Starmer non ha ceduto nemmeno alle critiche dirette: Trump nell’intervista al Telegraph ha attaccato la Marina britannica con toni sprezzanti, mettendo in dubbio le capacità operative delle portaerei della Royal Navy. Starmer ha annunciato che il Regno Unito ospiterà a breve una riunione di circa 35 Paesi per discutere la riapertura dello Stretto di Hormuz.
Sul fronte legislativo, esiste un ostacolo concreto alla minaccia di Trump. Una legge approvata nel dicembre 2023 dall’amministrazione Biden impedisce a qualsiasi presidente di ritirare unilateralmente gli USA dalla NATO senza l’approvazione di due terzi del Senato o un apposito atto del Congresso. Gli esperti di diritto costituzionale americano hanno tuttavia sollevato dubbi sulla possibilità che Trump tenti di aggirare questo vincolo invocando le prerogative presidenziali in materia di politica estera.
Cosa cambia per Sigonella se la NATO si spacca
La base catanese non è un asset qualunque nell’architettura militare americana nel Mediterraneo. Ospita droni RQ-4 Global Hawk per intelligence, sorveglianza e ricognizione, ed è il principale hub della Naval Air Station USA nel Mediterraneo, a supporto della Sesta Flotta.

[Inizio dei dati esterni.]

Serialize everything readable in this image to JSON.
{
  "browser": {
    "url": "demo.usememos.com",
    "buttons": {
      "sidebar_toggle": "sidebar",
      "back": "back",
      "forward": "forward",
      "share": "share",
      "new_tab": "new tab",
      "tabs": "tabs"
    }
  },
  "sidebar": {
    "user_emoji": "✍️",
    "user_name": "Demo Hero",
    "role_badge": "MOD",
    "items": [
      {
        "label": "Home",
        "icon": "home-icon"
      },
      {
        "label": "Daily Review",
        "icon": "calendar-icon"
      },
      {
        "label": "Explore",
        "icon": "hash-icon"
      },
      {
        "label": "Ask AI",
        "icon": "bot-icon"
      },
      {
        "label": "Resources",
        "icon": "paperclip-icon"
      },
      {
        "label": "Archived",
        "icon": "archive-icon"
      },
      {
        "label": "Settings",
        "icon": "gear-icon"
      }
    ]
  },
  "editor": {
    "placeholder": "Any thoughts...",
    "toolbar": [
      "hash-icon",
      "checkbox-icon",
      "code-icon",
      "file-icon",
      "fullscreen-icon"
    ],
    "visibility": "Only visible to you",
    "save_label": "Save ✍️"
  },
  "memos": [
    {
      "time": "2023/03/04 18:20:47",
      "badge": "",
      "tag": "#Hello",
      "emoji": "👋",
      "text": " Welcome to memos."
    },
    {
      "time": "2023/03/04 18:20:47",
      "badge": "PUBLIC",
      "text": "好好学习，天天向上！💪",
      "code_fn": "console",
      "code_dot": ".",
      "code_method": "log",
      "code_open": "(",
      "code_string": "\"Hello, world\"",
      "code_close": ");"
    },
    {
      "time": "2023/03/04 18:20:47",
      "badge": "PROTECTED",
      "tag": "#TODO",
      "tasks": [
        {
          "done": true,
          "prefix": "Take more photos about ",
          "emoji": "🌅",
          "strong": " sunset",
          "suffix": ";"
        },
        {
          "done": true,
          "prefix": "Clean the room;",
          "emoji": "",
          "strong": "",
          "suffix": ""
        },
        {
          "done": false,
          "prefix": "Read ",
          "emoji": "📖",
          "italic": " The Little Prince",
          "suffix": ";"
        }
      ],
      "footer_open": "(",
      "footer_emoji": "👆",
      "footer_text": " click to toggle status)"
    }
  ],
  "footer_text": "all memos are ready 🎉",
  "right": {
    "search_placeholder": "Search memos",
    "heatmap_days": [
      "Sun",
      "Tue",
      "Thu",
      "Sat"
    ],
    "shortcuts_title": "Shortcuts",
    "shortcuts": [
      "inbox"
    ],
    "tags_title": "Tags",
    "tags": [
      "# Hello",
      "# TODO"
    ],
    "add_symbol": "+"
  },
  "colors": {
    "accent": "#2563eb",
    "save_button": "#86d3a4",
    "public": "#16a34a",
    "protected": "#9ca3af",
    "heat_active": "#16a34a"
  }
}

Ogni ridefinizione del rapporto tra Washington e i Paesi alleati si riverserebbe direttamente sugli accordi bilaterali che regolano la presenza americana in Italia dal 1954.

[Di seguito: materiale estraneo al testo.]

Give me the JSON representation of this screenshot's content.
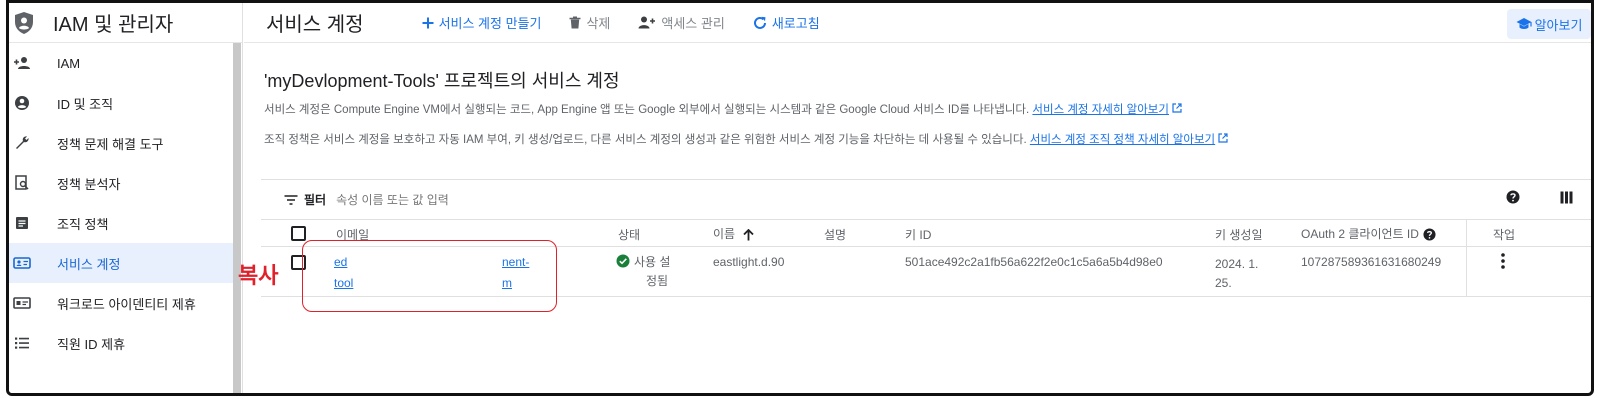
{
  "sidebar": {
    "title": "IAM 및 관리자",
    "items": [
      {
        "label": "IAM",
        "icon": "person-add-icon"
      },
      {
        "label": "ID 및 조직",
        "icon": "account-circle-icon"
      },
      {
        "label": "정책 문제 해결 도구",
        "icon": "wrench-icon"
      },
      {
        "label": "정책 분석자",
        "icon": "policy-search-icon"
      },
      {
        "label": "조직 정책",
        "icon": "document-icon"
      },
      {
        "label": "서비스 계정",
        "icon": "service-account-icon",
        "active": true
      },
      {
        "label": "워크로드 아이덴티티 제휴",
        "icon": "id-card-icon"
      },
      {
        "label": "직원 ID 제휴",
        "icon": "list-icon"
      }
    ]
  },
  "topbar": {
    "title": "서비스 계정",
    "create_label": "서비스 계정 만들기",
    "delete_label": "삭제",
    "manage_access_label": "액세스 관리",
    "refresh_label": "새로고침",
    "learn_label": "알아보기"
  },
  "content": {
    "heading": "'myDevlopment-Tools' 프로젝트의 서비스 계정",
    "desc1": "서비스 계정은 Compute Engine VM에서 실행되는 코드, App Engine 앱 또는 Google 외부에서 실행되는 시스템과 같은 Google Cloud 서비스 ID를 나타냅니다.",
    "desc1_link": "서비스 계정 자세히 알아보기",
    "desc2": "조직 정책은 서비스 계정을 보호하고 자동 IAM 부여, 키 생성/업로드, 다른 서비스 계정의 생성과 같은 위험한 서비스 계정 기능을 차단하는 데 사용될 수 있습니다.",
    "desc2_link": "서비스 계정 조직 정책 자세히 알아보기"
  },
  "filter": {
    "label": "필터",
    "placeholder": "속성 이름 또는 값 입력"
  },
  "table": {
    "headers": {
      "email": "이메일",
      "status": "상태",
      "name": "이름",
      "description": "설명",
      "key_id": "키 ID",
      "key_created": "키 생성일",
      "oauth_id": "OAuth 2 클라이언트 ID",
      "actions": "작업"
    },
    "rows": [
      {
        "email_part1": "ed",
        "email_part2": "nent-",
        "email_part3": "tool",
        "email_part4": "m",
        "status_line1": "사용 설",
        "status_line2": "정됨",
        "name": "eastlight.d.90",
        "description": "",
        "key_id": "501ace492c2a1fb56a622f2e0c1c5a6a5b4d98e0",
        "key_created_line1": "2024. 1.",
        "key_created_line2": "25.",
        "oauth_id": "107287589361631680249"
      }
    ]
  },
  "annotation": {
    "copy_label": "복사"
  },
  "colors": {
    "accent": "#1a73e8",
    "highlight": "#e0202a",
    "active_bg": "#e8f0fe",
    "ok_green": "#188038"
  }
}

Il Bilateral Infrastructure Agreement, siglato il 20 ottobre di quell’anno e mai pubblicato integralmente per via della sua classificazione di segretezza, stabilisce un sistema a doppio binario: comandanti italiani gestiscono l’infrastruttura, comandanti americani gestiscono le operazioni. Se la cornice NATO dovesse indebolirsi o dissolversi, questo equilibrio andrebbe rinegoziato da zero — con implicazioni che non riguardano solo Sigonella ma anche Aviano e Camp Darby a Livorno.
Crosetto ha già tracciato una linea: gli accordi si rispettano, ma ogni operazione fuori dal loro perimetro richiede autorizzazione parlamentare. Se la pressione di Washington dovesse intensificarsi — anche in uno scenario post-NATO — quella linea resterebbe l’unico punto fermo disponibile.